赤ブレサザエ

スパイダーマンの赤ブレサザエのレビュー・感想・評価

スパイダーマン(2002年製作の映画)
5.0
 中学1年生のころに劇場にてリアルタイムで鑑賞したのが初見。この場ではあまり個人的な思い出などは語らず、シンプルなレビューのみにとどめたいが、この作品に限ってはそうはいかない。自分の足で劇場に行き、自分の金で映画を観る、という経験はこの作品が初めてだった。
その時の感動が、今こうしてレビューを記している今につながっているのだから、問答無用の5点満点なのだ。

 誰もが一つは持っているだろう、作品の客観的な良し悪しに左右されない完全主観での人生の一本。それが私にとってこの作品だ。

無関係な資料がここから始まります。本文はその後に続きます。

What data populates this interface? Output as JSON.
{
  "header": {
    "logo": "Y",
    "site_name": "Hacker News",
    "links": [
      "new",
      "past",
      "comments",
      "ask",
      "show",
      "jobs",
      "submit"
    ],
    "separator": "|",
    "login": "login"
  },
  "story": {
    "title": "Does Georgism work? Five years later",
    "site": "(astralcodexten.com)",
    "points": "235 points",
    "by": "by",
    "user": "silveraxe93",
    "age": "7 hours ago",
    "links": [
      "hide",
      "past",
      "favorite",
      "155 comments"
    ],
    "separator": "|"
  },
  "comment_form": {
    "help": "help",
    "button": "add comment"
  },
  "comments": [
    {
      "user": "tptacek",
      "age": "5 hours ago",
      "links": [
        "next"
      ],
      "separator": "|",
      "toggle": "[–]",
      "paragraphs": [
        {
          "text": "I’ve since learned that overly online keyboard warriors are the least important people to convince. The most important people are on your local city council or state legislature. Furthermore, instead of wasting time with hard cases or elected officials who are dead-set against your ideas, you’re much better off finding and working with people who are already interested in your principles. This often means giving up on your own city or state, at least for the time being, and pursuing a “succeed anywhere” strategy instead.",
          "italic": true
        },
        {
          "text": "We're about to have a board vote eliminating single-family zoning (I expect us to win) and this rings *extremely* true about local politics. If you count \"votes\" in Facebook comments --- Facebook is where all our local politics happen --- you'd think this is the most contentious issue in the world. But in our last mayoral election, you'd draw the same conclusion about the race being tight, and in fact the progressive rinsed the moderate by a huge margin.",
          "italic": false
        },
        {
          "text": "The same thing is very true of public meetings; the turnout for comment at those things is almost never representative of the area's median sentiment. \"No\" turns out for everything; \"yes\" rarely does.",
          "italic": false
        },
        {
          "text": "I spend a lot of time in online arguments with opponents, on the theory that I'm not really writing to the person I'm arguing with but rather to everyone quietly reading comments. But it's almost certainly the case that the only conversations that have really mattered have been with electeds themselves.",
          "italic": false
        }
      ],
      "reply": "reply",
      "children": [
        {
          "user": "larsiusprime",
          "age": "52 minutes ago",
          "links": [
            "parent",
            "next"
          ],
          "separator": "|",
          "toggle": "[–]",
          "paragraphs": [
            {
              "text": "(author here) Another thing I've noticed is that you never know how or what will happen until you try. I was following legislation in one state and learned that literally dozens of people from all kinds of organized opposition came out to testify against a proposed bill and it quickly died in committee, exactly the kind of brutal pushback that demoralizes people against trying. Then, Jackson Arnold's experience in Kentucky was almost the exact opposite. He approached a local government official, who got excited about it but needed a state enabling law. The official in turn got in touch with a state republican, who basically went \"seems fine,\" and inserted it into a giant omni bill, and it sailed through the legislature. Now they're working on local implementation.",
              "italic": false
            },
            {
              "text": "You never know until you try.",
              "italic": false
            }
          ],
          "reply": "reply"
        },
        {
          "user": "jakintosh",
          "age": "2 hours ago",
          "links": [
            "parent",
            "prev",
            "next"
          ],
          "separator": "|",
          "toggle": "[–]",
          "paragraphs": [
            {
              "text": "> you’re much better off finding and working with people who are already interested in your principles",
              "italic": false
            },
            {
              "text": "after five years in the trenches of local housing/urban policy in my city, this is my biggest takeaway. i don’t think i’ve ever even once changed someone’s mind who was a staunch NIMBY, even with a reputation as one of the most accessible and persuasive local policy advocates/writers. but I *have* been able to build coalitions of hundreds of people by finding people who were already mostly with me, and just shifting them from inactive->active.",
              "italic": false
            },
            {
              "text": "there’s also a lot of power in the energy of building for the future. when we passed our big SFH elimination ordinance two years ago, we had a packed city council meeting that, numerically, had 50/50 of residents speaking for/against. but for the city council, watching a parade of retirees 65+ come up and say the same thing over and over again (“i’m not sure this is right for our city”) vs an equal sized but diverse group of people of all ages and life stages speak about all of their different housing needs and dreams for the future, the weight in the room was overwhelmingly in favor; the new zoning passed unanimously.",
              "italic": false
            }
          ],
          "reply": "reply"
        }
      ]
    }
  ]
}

 と、以下でようやく作品の内容について書いていくが、こうした事情があるので、私からの映画「スパイダーマン」へのラブレターのような文章になってしまうのをお許しいただきたい。

 この作品の良さ、というかスパイダーマンというコンテンツについては公開から15年以上が経つ中で、さんざん語り尽くされてきた。ビル群をスイングする爽快感あふれるアクションはいわずもがな。従来、ヒーローは完璧であるがゆえに憧れの対象であったところを、この作品はティーンネイジャーの青春物語のフォーマットにヒーローものの要素を落とし込み、身近な存在にした点が大ウケにウケた。

 基本的には小さな人間関係の中でのドラマなのだ。恋愛や友情、家族愛。さらに主人公に焦点を当てれば、「情けない男がある日突然超能力を手に入れる」という思春期の妄想、「人間関係に思い悩む」という思春期のリアル。これらを当時の超絶VFXで包み込み、いかにもブロックバスター映画という装いで提示してくる。

 もちろん、当時の自分にとってあのスーパーアクションには度肝を抜かれた。年甲斐もなく(と当時は思っていたが今思えば年相応だ)スパイダー・ウェブを出すときの手の形を真似し、3階以上の建物がない田舎の通学路を歩きながらビル群をスイングする自分を夢想していた。
 けれど、超能力を手に入れたところで何も解決しない人間関係が作品の土台になっているからこそ、ピーターとスパイダーマンは思春期の〝僕ら〟の側にいてくれた。

 女の子が自分に手を振ってくれていると勘違いして手を振り返してしまう(その勘違いに気づいたときの挙げた手が所在なさげなことといったら!)、その彼女と話せるタイミングが急にやってきたら、何も言えずに気持ち悪いスマイルで返してしまう…。そういう圧倒的に〝僕ら〟の側にいる描写が、ド派手なVFXの端々で今も初見時も心をつかんで離さない。

 マスクを被りスパイダーマンになろうが、どこまでも〝僕ら〟の側の「ピーター」なのだ。

 変身することで、〝僕ら〟の悩みをすべて解決するヒーローは、もちろん見ていて爽快だろうし、たまにはそれも観たい。というか好きだ。しかし、そういうヒーロー以上にピーターが好きなんだろう。

 古くからの映画ファンの方々とは順序が逆だろうが、この作品の初見から10年ほど経って、私はサム・ライミの過去の主要作品をきちんと観ることになる。すると、言いようによってはバカっぽい、コミック的なインパクトを重視するやり口が「死霊のはらわた」から「スパイダーマン」まで脈々と続いていることに気づけてしまう(グリーン・ゴブリンにまつわる描写なんかはなかなかである)。そして、この監督自身が〝僕ら〟の側の人だというのも気づけてしまうのだった。

 のちに「アメイジング」とMCU版の別シリーズが作られ、それぞれに違う評判、違う良さがあり、いずれも好きだ。それらのシリーズがサム・ライミ版より優れている点もある。というかスパイダーマンという枠を取り払って考えたときに、この作品より優れている「だろう」作品は数多く観てきた。

 それでも、この作品がやはり理屈抜きのナンバーワンなのは変わらない。思春期の記憶と、それにワンセットとなった初めての映画館の思い出。それを持ち続ける限り、この作品は〝僕〟に寄り添い続けてくれるだろう。

 30歳に絡んだ今でさえ、あの手の形をふと真似してしまう。